Jordi Sánchez himself has reserved one of the leading roles for himself, in addition to directing. He is one of two brothers fighting - the other is Carlos Areces - over an inheritance. With a mother who is dead (or not), and some neighbors -Loles León, Carmina Barrios and Pilar Bergés- who do not miss an opportunity to get involved in the mess. Entanglements and shocking situations, where the sister-in-law, that essential character in any family conversation, and this film is still a long family joke, falls on Silvia Abril. An all-terrain comedian, Abril has a Land Rover suspension to navigate comfortably through the rockiest corners of this story of blows, especially for her.
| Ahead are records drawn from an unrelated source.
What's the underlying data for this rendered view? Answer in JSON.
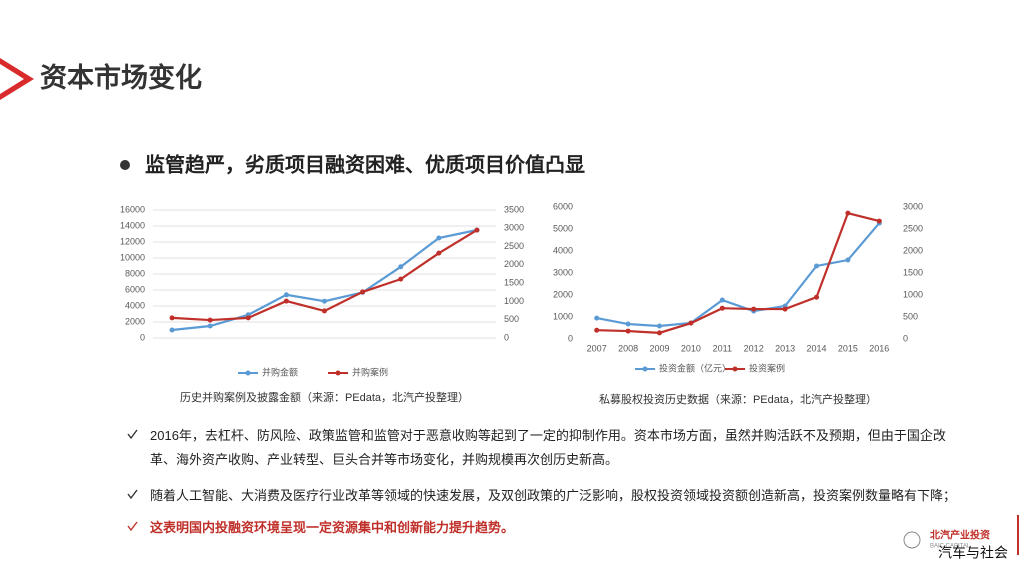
{
  "title": "资本市场变化",
  "heading": "监管趋严，劣质项目融资困难、优质项目价值凸显",
  "chart_data": [
    {
      "type": "line",
      "caption": "历史并购案例及披露金额（来源：PEdata，北汽产投整理）",
      "categories": [
        null,
        null,
        null,
        null,
        null,
        null,
        null,
        null,
        null
      ],
      "series": [
        {
          "name": "并购金额",
          "color": "#5b9bd5",
          "values": [
            1000,
            1500,
            2900,
            5400,
            4600,
            5700,
            8900,
            12500,
            13500
          ]
        },
        {
          "name": "并购案例",
          "color": "#c0302a",
          "axis": "y2",
          "values": [
            550,
            490,
            550,
            1010,
            740,
            1260,
            1610,
            2320,
            2950
          ]
        }
      ],
      "ylim": [
        0,
        16000
      ],
      "yticks": [
        0,
        2000,
        4000,
        6000,
        8000,
        10000,
        12000,
        14000,
        16000
      ],
      "y2lim": [
        0,
        3500
      ],
      "y2ticks": [
        0,
        500,
        1000,
        1500,
        2000,
        2500,
        3000,
        3500
      ],
      "grid": true,
      "legend": "bottom"
    },
    {
      "type": "line",
      "caption": "私募股权投资历史数据（来源：PEdata，北汽产投整理）",
      "categories": [
        "2007",
        "2008",
        "2009",
        "2010",
        "2011",
        "2012",
        "2013",
        "2014",
        "2015",
        "2016"
      ],
      "series": [
        {
          "name": "投资金额（亿元）",
          "color": "#5b9bd5",
          "values": [
            950,
            680,
            590,
            730,
            1770,
            1270,
            1500,
            3320,
            3590,
            5270
          ]
        },
        {
          "name": "投资案例",
          "color": "#c0302a",
          "axis": "y2",
          "values": [
            200,
            180,
            140,
            360,
            700,
            680,
            680,
            950,
            2860,
            2680
          ]
        }
      ],
      "ylim": [
        0,
        6000
      ],
      "yticks": [
        0,
        1000,
        2000,
        3000,
        4000,
        5000,
        6000
      ],
      "y2lim": [
        0,
        3000
      ],
      "y2ticks": [
        0,
        500,
        1000,
        1500,
        2000,
        2500,
        3000
      ],
      "grid": false,
      "legend": "bottom"
    }
  ],
  "points": [
    "2016年，去杠杆、防风险、政策监管和监管对于恶意收购等起到了一定的抑制作用。资本市场方面，虽然并购活跃不及预期，但由于国企改革、海外资产收购、产业转型、巨头合并等市场变化，并购规模再次创历史新高。",
    "随着人工智能、大消费及医疗行业改革等领域的快速发展，及双创政策的广泛影响，股权投资领域投资额创造新高，投资案例数量略有下降；",
    "这表明国内投融资环境呈现一定资源集中和创新能力提升趋势。"
  ],
  "logo": {
    "name": "北汽产业投资",
    "sub": "BAIC CAPITAL"
  },
  "watermark": "汽车与社会"
}
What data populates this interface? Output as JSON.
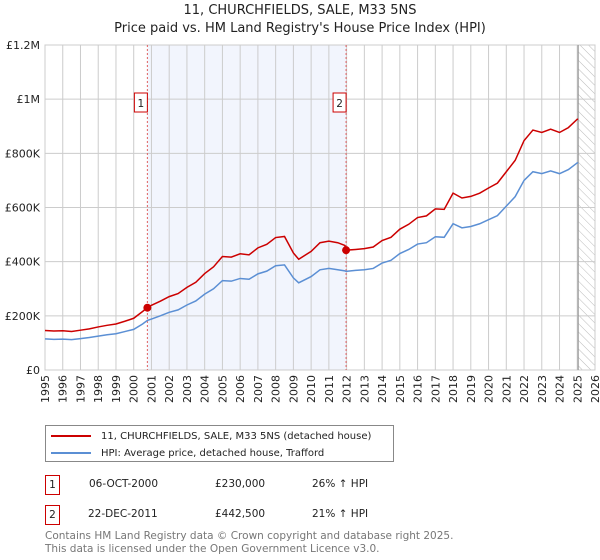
{
  "chart_data": {
    "type": "line",
    "title": "11, CHURCHFIELDS, SALE, M33 5NS",
    "subtitle": "Price paid vs. HM Land Registry's House Price Index (HPI)",
    "xlim": [
      1995,
      2026
    ],
    "ylim": [
      0,
      1200000
    ],
    "y_ticks": [
      {
        "v": 0,
        "label": "£0"
      },
      {
        "v": 200000,
        "label": "£200K"
      },
      {
        "v": 400000,
        "label": "£400K"
      },
      {
        "v": 600000,
        "label": "£600K"
      },
      {
        "v": 800000,
        "label": "£800K"
      },
      {
        "v": 1000000,
        "label": "£1M"
      },
      {
        "v": 1200000,
        "label": "£1.2M"
      }
    ],
    "x_ticks": [
      "1995",
      "1996",
      "1997",
      "1998",
      "1999",
      "2000",
      "2001",
      "2002",
      "2003",
      "2004",
      "2005",
      "2006",
      "2007",
      "2008",
      "2009",
      "2010",
      "2011",
      "2012",
      "2013",
      "2014",
      "2015",
      "2016",
      "2017",
      "2018",
      "2019",
      "2020",
      "2021",
      "2022",
      "2023",
      "2024",
      "2025",
      "2026"
    ],
    "grid": true,
    "data_end_year": 2025.05,
    "series": [
      {
        "name": "11, CHURCHFIELDS, SALE, M33 5NS (detached house)",
        "color": "#cc0000",
        "x": [
          1995,
          1995.5,
          1996,
          1996.5,
          1997,
          1997.5,
          1998,
          1998.5,
          1999,
          1999.5,
          2000,
          2000.5,
          2000.77,
          2001,
          2001.5,
          2002,
          2002.5,
          2003,
          2003.5,
          2004,
          2004.5,
          2005,
          2005.5,
          2006,
          2006.5,
          2007,
          2007.5,
          2008,
          2008.5,
          2009,
          2009.3,
          2010,
          2010.5,
          2011,
          2011.5,
          2011.9,
          2011.97,
          2012.5,
          2013,
          2013.5,
          2014,
          2014.5,
          2015,
          2015.5,
          2016,
          2016.5,
          2017,
          2017.5,
          2018,
          2018.5,
          2019,
          2019.5,
          2020,
          2020.5,
          2021,
          2021.5,
          2022,
          2022.5,
          2023,
          2023.5,
          2024,
          2024.5,
          2025,
          2025.05
        ],
        "y": [
          146,
          144,
          145,
          142,
          147,
          152,
          159,
          165,
          170,
          180,
          191,
          216,
          230,
          239,
          254,
          271,
          282,
          305,
          324,
          356,
          381,
          419,
          417,
          429,
          425,
          451,
          464,
          489,
          493,
          432,
          409,
          438,
          470,
          476,
          470,
          460,
          442.5,
          445,
          448,
          454,
          478,
          490,
          520,
          538,
          563,
          569,
          595,
          593,
          653,
          635,
          641,
          653,
          672,
          690,
          732,
          774,
          847,
          886,
          877,
          889,
          877,
          895,
          926,
          926
        ]
      },
      {
        "name": "HPI: Average price, detached house, Trafford",
        "color": "#5b8fd4",
        "x": [
          1995,
          1995.5,
          1996,
          1996.5,
          1997,
          1997.5,
          1998,
          1998.5,
          1999,
          1999.5,
          2000,
          2000.5,
          2000.77,
          2001,
          2001.5,
          2002,
          2002.5,
          2003,
          2003.5,
          2004,
          2004.5,
          2005,
          2005.5,
          2006,
          2006.5,
          2007,
          2007.5,
          2008,
          2008.5,
          2009,
          2009.3,
          2010,
          2010.5,
          2011,
          2011.5,
          2011.9,
          2011.97,
          2012.5,
          2013,
          2013.5,
          2014,
          2014.5,
          2015,
          2015.5,
          2016,
          2016.5,
          2017,
          2017.5,
          2018,
          2018.5,
          2019,
          2019.5,
          2020,
          2020.5,
          2021,
          2021.5,
          2022,
          2022.5,
          2023,
          2023.5,
          2024,
          2024.5,
          2025,
          2025.05
        ],
        "y": [
          115,
          113,
          114,
          112,
          116,
          120,
          125,
          130,
          134,
          142,
          150,
          170,
          183,
          188,
          200,
          213,
          222,
          240,
          255,
          280,
          300,
          330,
          328,
          338,
          335,
          355,
          365,
          385,
          388,
          340,
          322,
          345,
          370,
          375,
          370,
          366,
          364,
          368,
          370,
          375,
          395,
          405,
          430,
          445,
          465,
          470,
          492,
          490,
          540,
          525,
          530,
          540,
          555,
          570,
          605,
          640,
          700,
          732,
          725,
          735,
          725,
          740,
          765,
          765
        ]
      }
    ],
    "y_unit": "thousands GBP",
    "sales": [
      {
        "id": "1",
        "year": 2000.77,
        "value": 230000,
        "date": "06-OCT-2000",
        "price": "£230,000",
        "hpi": "26% ↑ HPI"
      },
      {
        "id": "2",
        "year": 2011.97,
        "value": 442500,
        "date": "22-DEC-2011",
        "price": "£442,500",
        "hpi": "21% ↑ HPI"
      }
    ]
  },
  "footer": {
    "line1": "Contains HM Land Registry data © Crown copyright and database right 2025.",
    "line2": "This data is licensed under the Open Government Licence v3.0."
  }
}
Disastrous characters, in short, that refer to The Day of the Beast, for example, or The Community, both by Álex De la Iglesia. But on a smaller scale, more theatrical, perhaps more seen (on television). An effective, successful comedy, but one that risks little. None of the proper names mentioned -Sánchez, Areces, Loles León, etc.- come out of the roles that they have repeated over and over again. Starting with Sánchez himself, a constant presence on the small screen since those Plats bruts on TV3, along with Joel Joan, who, as an actor, has been molding a character of a hapless rogue, eloquent in his nonsense, in series like Here there is no who lives and the one who is coming. If you know those series, you already know what you will find, more than enough, in these Domesticated Vermin.

Por Philipp Engel

The best thing about this Cinema Paradiso-style nostalgia exercise is the freshness of the Chilean Sara Becker: she is the one who makes a living staging films for her neighbors, employed in a saltpeter mine, who cannot pay the cinema ticket. . But, although this adaptation of Rivera Letelier's novel handles interesting ideas, such as the history of Chile seen from the Atacama Desert, it ends up leaving a musty taste, due to a scattered script and stars reduced to troupes.

By J. Batlle

A senseless but frankly enjoyable cocktail of artisanal police film and science fiction story with multiple echoes: Inception (without Nolan's metaphysical pretensions), Telephone (Siegel), The Fury (De Palma) or Paycheck, John Woo's film for the that an Affleck very similar to the one here was already swarming. Rodriguez takes the helm of this “patchwork” in a more restrained manner than usual but with a sense of what intrigue and action cinema is all about with the aroma of an old B series.

By S. Llopart

There is a lot of denunciation in this film about a woman who, in her old age, explores her desires and flees from her fears, especially religious ones. Kiti Mánver, perhaps in the best role of her career, breathes life into it. She, like the rest of the entire cast, gives everything and more. It's a pity that the meaty issues that drive the story stumble at times against her good intentions and some unfortunate visual solutions, like that churro dipped in chocolate after an obvious sex scene.

Por Ph. Obstacle

Specializing in a hopeful social cinema, between the realism of Laurent Cantet's The Class and the feel-good movie a la Untouchable, the director of The History Teacher embraces the biography of the orchestra director Zahia Ziouri, and her cellist sister, who triumphed in the field of classical music despite being the daughters of Algerian immigrants from the banlieue, leaving a bittersweet feeling: the barriers of social determinism can only be broken down by exceptional talent.

Por Ph. Obstacle

Remake of the Spanish thriller The Unknown, but with the now septuagenarian Liam Neeson instead of Luis Tosar, sitting in a car bomb, forced to follow the telephone instructions of a psychopath, and with his children in the back seat. In addition to the change of location, the ingenious and effective, although not very credible, script by Alberto Marini suffers significant variations, but the action does not let go of the wheel and the charisma of Liam Neeson reminds us that not so long ago he was still delivering firewood.